Posted: Sat Jul 16, 2011 9:18 pm
Fifty-eight people are being held in Mexico after soldiers discovered the largest marijuana plantation in the country's history, hidden under black cloth in the middle of the desert.
Two men were caught in the camp and 56 others were rounded up in the area around the 300-acre plantation, which is four times larger than the previous record discovery by authorities.
The towering pot plants sheltered under black screen-cloth in a huge square on the floor of the Baja California desert, more than 150 miles south of Tijuana, across the border from San Diego.
Army officers said the vast farm just one and a half miles from the main federal highway in Baja California state appeared to be the work of the Sinaloa cartel.
The same gang was tied to Mexico's largest bust of marijuana packaged for sale last fall and sophisticated underground border tunnels discovered in November, both also in Baja California.
No one has been charged in the raid on the huge pot farm late on Tuesday. The suspected workers are still being questioned.
Two of the men said they were from Sinaloa state, headquarters of the Sinaloa cartel led by Joaquin 'El Chapo' Guzman, Mexico's most-wanted fugitive. The farm was in remote territory of the Baja peninsula, 280 miles south of Tijuana, that is believed to be controlled by Guzman's cartel.
'There are indications that these are zones of the Sinaloa cartel,' said infantry Maj. Bernardo Rafael Sanchez, spokesman for the army's second region, which covers the border states of Baja California and Sonora.
Some areas of the more than half-mile-square marijuana farm resembled a nursery, with small plants.
Other parts were like mature corn fields with neat rows of forest green plants rising more than 2.5 metres tall to a protective mesh shielding the expanse of plants. From the air, it looks like a giant square of asphalt.

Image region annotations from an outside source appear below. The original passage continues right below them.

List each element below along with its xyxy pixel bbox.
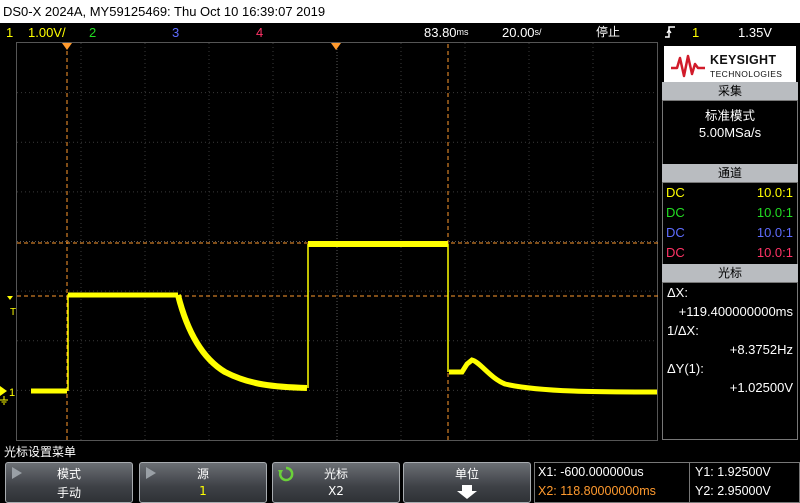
channel-1-scale[interactable]: 1.00V/ bbox=[28, 23, 66, 42]
softkey-units-label: 单位 bbox=[454, 467, 479, 481]
waveform-logo-icon bbox=[671, 54, 705, 78]
softkey-source-value: 1 bbox=[199, 484, 207, 498]
logo-subtitle: TECHNOLOGIES bbox=[710, 69, 783, 79]
trigger-level[interactable]: 1.35V bbox=[738, 23, 772, 42]
softkey-mode[interactable]: 模式 手动 bbox=[5, 462, 133, 503]
inverse-delta-x-value: +8.3752Hz bbox=[729, 342, 793, 357]
channel-2-number[interactable]: 2 bbox=[89, 23, 96, 42]
channel-probe-ratio: 10.0:1 bbox=[756, 205, 793, 220]
channel-coupling: DC bbox=[666, 185, 685, 200]
readout-divider bbox=[689, 463, 690, 502]
delta-y-value: +1.02500V bbox=[729, 380, 793, 395]
channel-coupling: DC bbox=[666, 225, 685, 240]
timebase[interactable]: 20.00s/ bbox=[502, 23, 542, 42]
cursors-header: 光标 bbox=[662, 264, 798, 282]
menu-title: 光标设置菜单 bbox=[4, 445, 77, 459]
channel-3-number[interactable]: 3 bbox=[172, 23, 179, 42]
acquire-mode: 标准模式 bbox=[704, 108, 755, 123]
softkey-source-label: 源 bbox=[196, 467, 209, 481]
cursor-readout: X1: -600.000000us X2: 118.80000000ms Y1:… bbox=[534, 462, 800, 503]
sample-rate: 5.00MSa/s bbox=[698, 125, 762, 140]
channels-box[interactable]: DC 10.0:1 DC 10.0:1 DC 10.0:1 DC 10.0:1 bbox=[662, 182, 798, 266]
channel-1-number[interactable]: 1 bbox=[6, 23, 13, 42]
ground-arrow bbox=[0, 386, 7, 396]
softkey-cursor-label: 光标 bbox=[323, 467, 348, 481]
delta-x-label: ΔX: bbox=[667, 285, 688, 300]
timebase-unit: s/ bbox=[534, 27, 542, 37]
cursor-x2-readout: X2: 118.80000000ms bbox=[538, 484, 656, 498]
time-offset-unit: ms bbox=[456, 27, 469, 37]
inverse-delta-x-label: 1/ΔX: bbox=[667, 323, 699, 338]
channel-coupling: DC bbox=[666, 205, 685, 220]
trigger-source[interactable]: 1 bbox=[692, 23, 699, 42]
channel-4-number[interactable]: 4 bbox=[256, 23, 263, 42]
keysight-logo: KEYSIGHT TECHNOLOGIES bbox=[664, 46, 796, 86]
waveform-display[interactable]: T 1 bbox=[0, 42, 660, 442]
softkey-source[interactable]: 源 1 bbox=[139, 462, 267, 503]
trigger-level-arrow bbox=[7, 296, 13, 300]
softkey-cursor-value: X2 bbox=[328, 484, 344, 498]
status-bar: 1 1.00V/ 2 3 4 83.80ms 20.00s/ 停止 1 1.35… bbox=[0, 23, 800, 42]
time-offset[interactable]: 83.80ms bbox=[424, 23, 469, 42]
window-title: DS0-X 2024A, MY59125469: Thu Oct 10 16:3… bbox=[0, 0, 800, 23]
channel-probe-ratio: 10.0:1 bbox=[756, 245, 793, 260]
arrow-down-icon bbox=[457, 485, 477, 499]
cursors-box[interactable]: ΔX: +119.400000000ms 1/ΔX: +8.3752Hz ΔY(… bbox=[662, 282, 798, 440]
acquire-header: 采集 bbox=[662, 82, 798, 100]
ground-icon bbox=[0, 396, 8, 405]
channels-header: 通道 bbox=[662, 164, 798, 182]
timebase-value: 20.00 bbox=[502, 25, 535, 40]
ground-marker: 1 bbox=[9, 387, 15, 399]
channel-coupling: DC bbox=[666, 245, 685, 260]
logo-brand: KEYSIGHT bbox=[710, 53, 777, 67]
cursor-x1-marker bbox=[62, 43, 72, 50]
channel-probe-ratio: 10.0:1 bbox=[756, 225, 793, 240]
softkey-units[interactable]: 单位 bbox=[403, 462, 531, 503]
cursor-y2-readout: Y2: 2.95000V bbox=[695, 484, 771, 498]
cursor-y1-readout: Y1: 1.92500V bbox=[695, 465, 771, 479]
time-offset-value: 83.80 bbox=[424, 25, 457, 40]
channel-1-waveform bbox=[31, 241, 658, 395]
softkey-mode-value: 手动 bbox=[56, 486, 81, 500]
channel-probe-ratio: 10.0:1 bbox=[756, 185, 793, 200]
run-state: 停止 bbox=[596, 25, 621, 39]
delta-x-value: +119.400000000ms bbox=[678, 304, 793, 319]
graticule: T 1 bbox=[0, 42, 658, 441]
delta-y-label: ΔY(1): bbox=[667, 361, 704, 376]
side-panel: KEYSIGHT TECHNOLOGIES 采集 标准模式 5.00MSa/s … bbox=[660, 42, 800, 442]
trigger-position-marker bbox=[331, 43, 341, 50]
softkey-mode-label: 模式 bbox=[56, 467, 81, 481]
trigger-level-marker: T bbox=[10, 307, 16, 318]
acquire-box[interactable]: 标准模式 5.00MSa/s bbox=[662, 100, 798, 166]
cursor-x1-readout: X1: -600.000000us bbox=[538, 465, 644, 479]
softkey-cursor[interactable]: 光标 X2 bbox=[272, 462, 400, 503]
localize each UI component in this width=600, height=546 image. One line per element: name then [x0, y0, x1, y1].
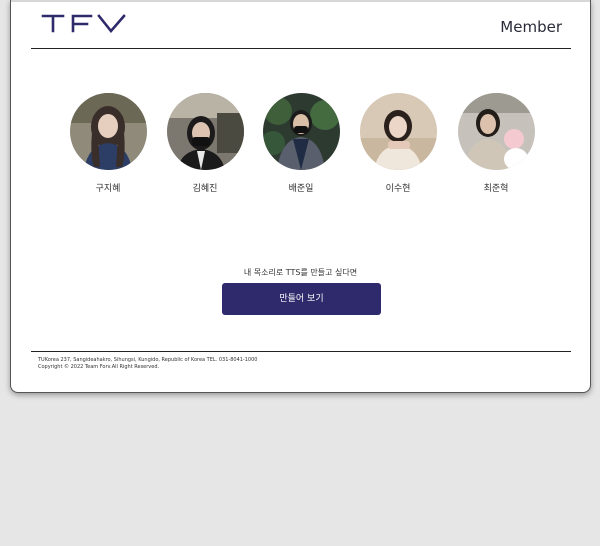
- footer-address: TUKorea 237, Sangideahakro, Sihungsi, Ku…: [38, 357, 258, 363]
- footer-divider: [31, 351, 571, 352]
- nav-member-link[interactable]: Member: [500, 18, 562, 36]
- member-card[interactable]: 구지혜: [69, 93, 147, 194]
- member-photo: [359, 93, 437, 170]
- footer-copyright: Copyright © 2022 Team Forv.All Right Res…: [38, 364, 160, 370]
- member-name: 구지혜: [95, 184, 121, 194]
- member-name: 배준일: [288, 184, 314, 194]
- member-card[interactable]: 김혜진: [166, 93, 244, 194]
- member-card[interactable]: 이수현: [359, 93, 437, 194]
- footer: TUKorea 237, Sangideahakro, Sihungsi, Ku…: [38, 357, 257, 371]
- member-photo: [69, 93, 147, 170]
- tfv-logo[interactable]: [41, 13, 127, 34]
- member-name: 김혜진: [192, 184, 218, 194]
- cta-prompt: 내 목소리로 TTS를 만들고 싶다면: [243, 268, 358, 277]
- browser-window: Member 구지혜 김혜진 배준일 이수현 최준혁 내 목소리로 TTS를 만…: [10, 0, 591, 393]
- create-tts-button[interactable]: 만들어 보기: [222, 283, 381, 315]
- member-name: 이수현: [385, 184, 411, 194]
- member-photo: [262, 93, 340, 170]
- member-card[interactable]: 배준일: [262, 93, 340, 194]
- window-top-strip: [11, 0, 590, 2]
- member-card[interactable]: 최준혁: [457, 93, 535, 194]
- header-divider: [31, 48, 571, 49]
- member-name: 최준혁: [483, 184, 509, 194]
- member-list: 구지혜 김혜진 배준일 이수현 최준혁: [11, 93, 590, 194]
- member-photo: [166, 93, 244, 170]
- member-photo: [457, 93, 535, 170]
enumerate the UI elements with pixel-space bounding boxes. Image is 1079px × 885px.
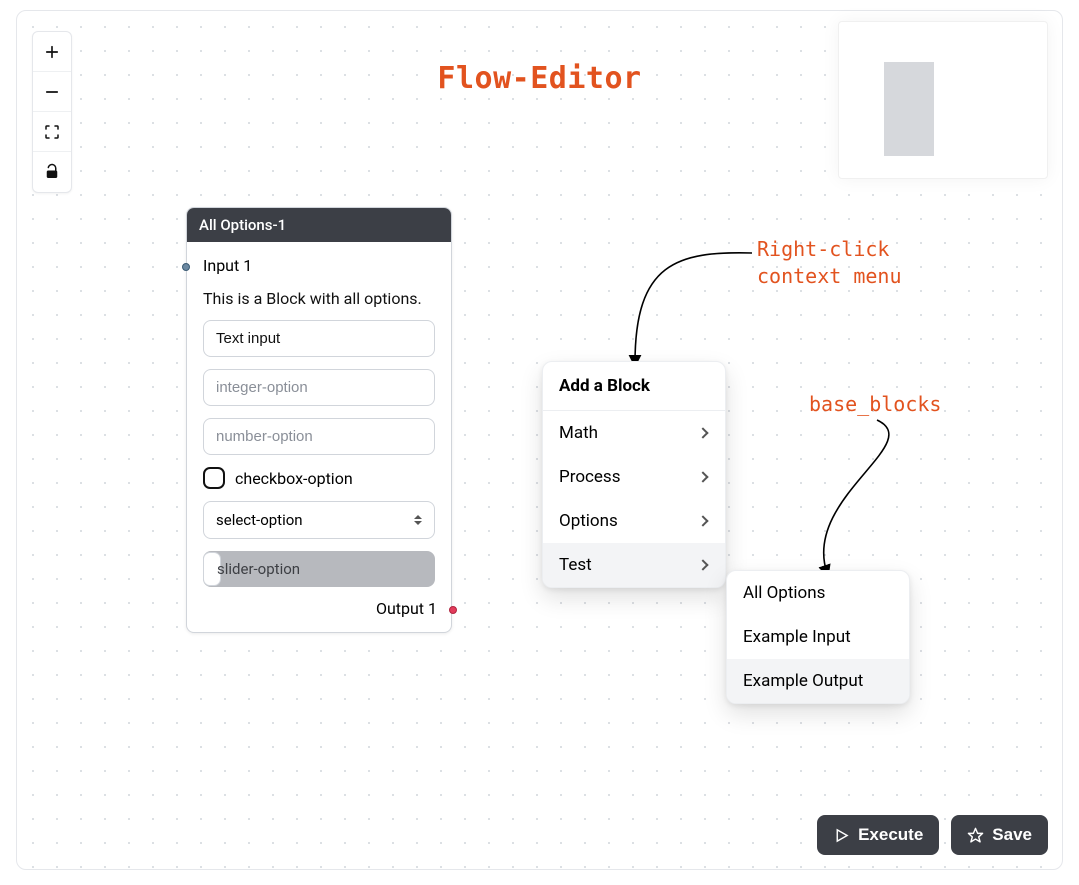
node-title[interactable]: All Options-1 [187, 208, 451, 242]
select-caret-icon [412, 514, 424, 526]
context-submenu: All Options Example Input Example Output [726, 570, 910, 704]
view-toolbar [32, 31, 72, 193]
save-button-label: Save [992, 825, 1032, 845]
star-icon [967, 827, 984, 844]
annotation-base-blocks: base_blocks [809, 391, 941, 418]
context-menu-item-process[interactable]: Process [543, 455, 725, 499]
context-menu-item-math[interactable]: Math [543, 411, 725, 455]
submenu-item-example-output[interactable]: Example Output [727, 659, 909, 703]
chevron-right-icon [697, 559, 708, 570]
fit-view-button[interactable] [33, 112, 71, 152]
submenu-item-example-input[interactable]: Example Input [727, 615, 909, 659]
minus-icon [43, 83, 61, 101]
chevron-right-icon [697, 515, 708, 526]
select-option-field[interactable]: select-option [203, 501, 435, 539]
checkbox-option-row: checkbox-option [203, 467, 435, 489]
context-menu-item-label: Test [559, 555, 592, 575]
chevron-right-icon [697, 471, 708, 482]
zoom-in-button[interactable] [33, 32, 71, 72]
output-port-label: Output 1 [187, 593, 451, 632]
annotation-context-menu: Right-click context menu [757, 236, 902, 290]
execute-button[interactable]: Execute [817, 815, 939, 855]
fit-view-icon [43, 123, 61, 141]
play-icon [833, 827, 850, 844]
node-body: This is a Block with all options. checkb… [187, 275, 451, 593]
submenu-item-label: Example Output [743, 671, 863, 691]
context-menu-item-label: Options [559, 511, 618, 531]
text-input-field[interactable] [203, 320, 435, 357]
chevron-right-icon [697, 427, 708, 438]
context-menu-title: Add a Block [543, 362, 725, 411]
input-port[interactable] [182, 263, 190, 271]
lock-view-button[interactable] [33, 152, 71, 192]
number-option-field[interactable] [203, 418, 435, 455]
zoom-out-button[interactable] [33, 72, 71, 112]
node-all-options[interactable]: All Options-1 Input 1 This is a Block wi… [186, 207, 452, 633]
page-title: Flow-Editor [437, 61, 641, 96]
select-option-value: select-option [216, 511, 303, 529]
integer-option-field[interactable] [203, 369, 435, 406]
context-menu-item-options[interactable]: Options [543, 499, 725, 543]
footer-actions: Execute Save [817, 815, 1048, 855]
submenu-item-all-options[interactable]: All Options [727, 571, 909, 615]
node-description: This is a Block with all options. [203, 289, 435, 308]
output-port[interactable] [449, 606, 457, 614]
submenu-item-label: All Options [743, 583, 825, 603]
checkbox-option-label: checkbox-option [235, 469, 353, 488]
context-menu-item-label: Math [559, 423, 598, 443]
annotation-arrow-base-blocks [812, 418, 952, 588]
context-menu-item-test[interactable]: Test [543, 543, 725, 587]
slider-option-label: slider-option [217, 560, 300, 578]
checkbox-option[interactable] [203, 467, 225, 489]
slider-option[interactable]: slider-option [203, 551, 435, 587]
submenu-item-label: Example Input [743, 627, 851, 647]
minimap[interactable] [838, 21, 1048, 179]
minimap-viewport [884, 62, 934, 156]
context-menu: Add a Block Math Process Options Test [542, 361, 726, 588]
flow-canvas[interactable]: Flow-Editor Right-click context menu bas… [16, 10, 1063, 870]
unlock-icon [43, 163, 61, 181]
execute-button-label: Execute [858, 825, 923, 845]
save-button[interactable]: Save [951, 815, 1048, 855]
context-menu-item-label: Process [559, 467, 620, 487]
plus-icon [43, 43, 61, 61]
input-port-label: Input 1 [187, 242, 451, 275]
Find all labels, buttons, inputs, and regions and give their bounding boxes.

The average height of the plants was about 1.5 yards (metres).
Authorities believe as many as 120 men worked the farm, living in four rudimentary, plywood buildings, including a large bunkhouse with long sleeping platforms for up to 60 people, a living room and the kitchen.
Beans, cheese and salsa sat on the dinner table nearly three days after the raid, along with CDs of Norteno music. Women's lingerie and platform heels were found in one of the smaller bedrooms.